Copies of Seventy-Six had become rare as early as 1876 and the book was largely forgotten by the 20th and 21st centuries. The scholarship that exists largely praises the book's powerful and groundbreaking moments, but bemoans that those strengths are outweighed by the plot's incoherence and disjointedness. The preface by scholar Robert Bain to the novel's 1971 edition uplifts the story's groundbreaking elements, but blames its construction and overly sensational tangents for reducing its readability. This consensus view reflects an 1849 essay by Edgar Allan Poe, who felt that "the repeated failures of John Neal as regards the construction" of his books puts readers "in no mood to give the author credit for the vivid sensations which have been aroused during the progress of perusal". Scholar Donald A. Ringe opined: "What Neal failed to realize was that a work of historical fiction had to do more than merely present a few realistic accounts of actual battles, that both the historical and the nonhistorical parts had to be integrated in such a way as to reveal the meaning and significance of the entire action." While accepting the validity of this consensus assessment, literature scholar Jeffrey Insko argued the book is nevertheless interesting "not despite, but precisely because of [its] incoherencies", which is "itself the meaning of [Neal's] fiction".

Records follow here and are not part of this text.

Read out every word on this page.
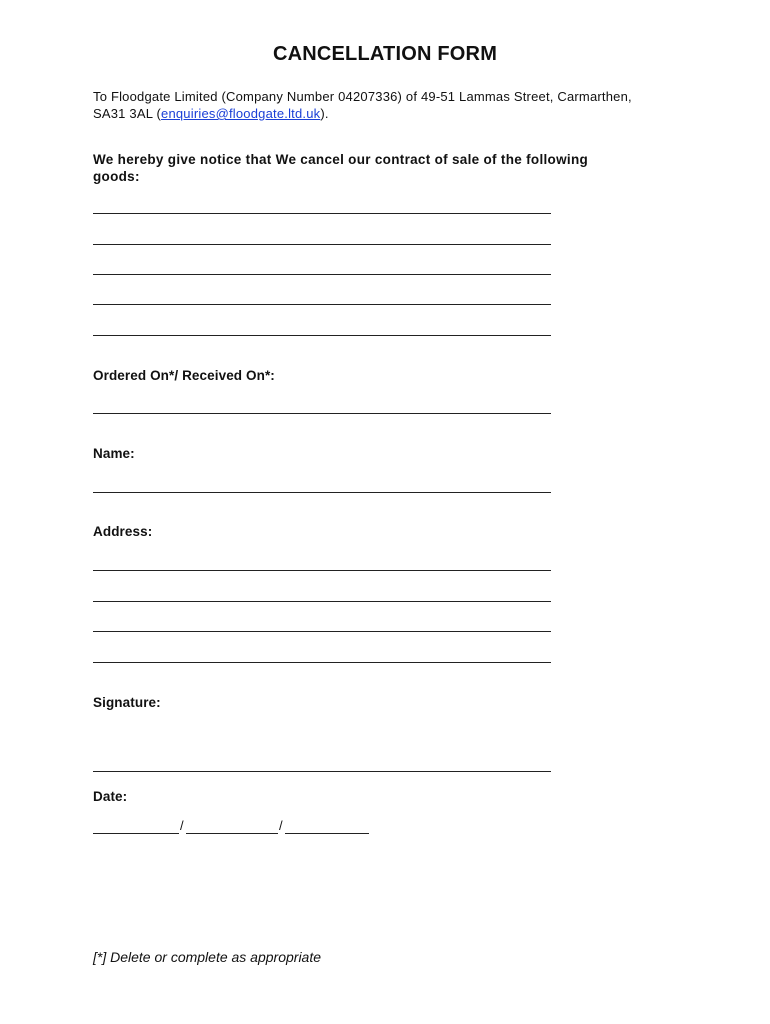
CANCELLATION FORM
To Floodgate Limited (Company Number 04207336) of 49-51 Lammas Street, Carmarthen,
SA31 3AL (enquiries@floodgate.ltd.uk).
We hereby give notice that We cancel our contract of sale of the following
goods:
Ordered On*/ Received On*:
Name:
Address:
Signature:
Date:
/	/
[*] Delete or complete as appropriate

Scholars Alexander Cowie, Benjamin Lease, Irving T. Richards, and Donald A. Sears claimed Neal's novel to be better than Cooper's rival novel The Spy and other relevant romances of its period, particularly in style, power, and verisimilitude. Sears, Cowie, and Richards held Seventy-Six to be Neal's best novel for its more powerful moments that ought to appeal still to 20th-century readers. Unlike later scholars, Richards in 1933 ruled "the objectionable features are in this novel subordinate and almost insignificant." He described the plot as well-constructed and second only to characterization as the novel's best trait. He concluded, "Seventy-Six is a novel that well deserves to be resuscitated, and that makes one a bit exasperated with the public perversity that throws such work by the wayside and cherishes for a name the early, relatively inferior Spy of Cooper."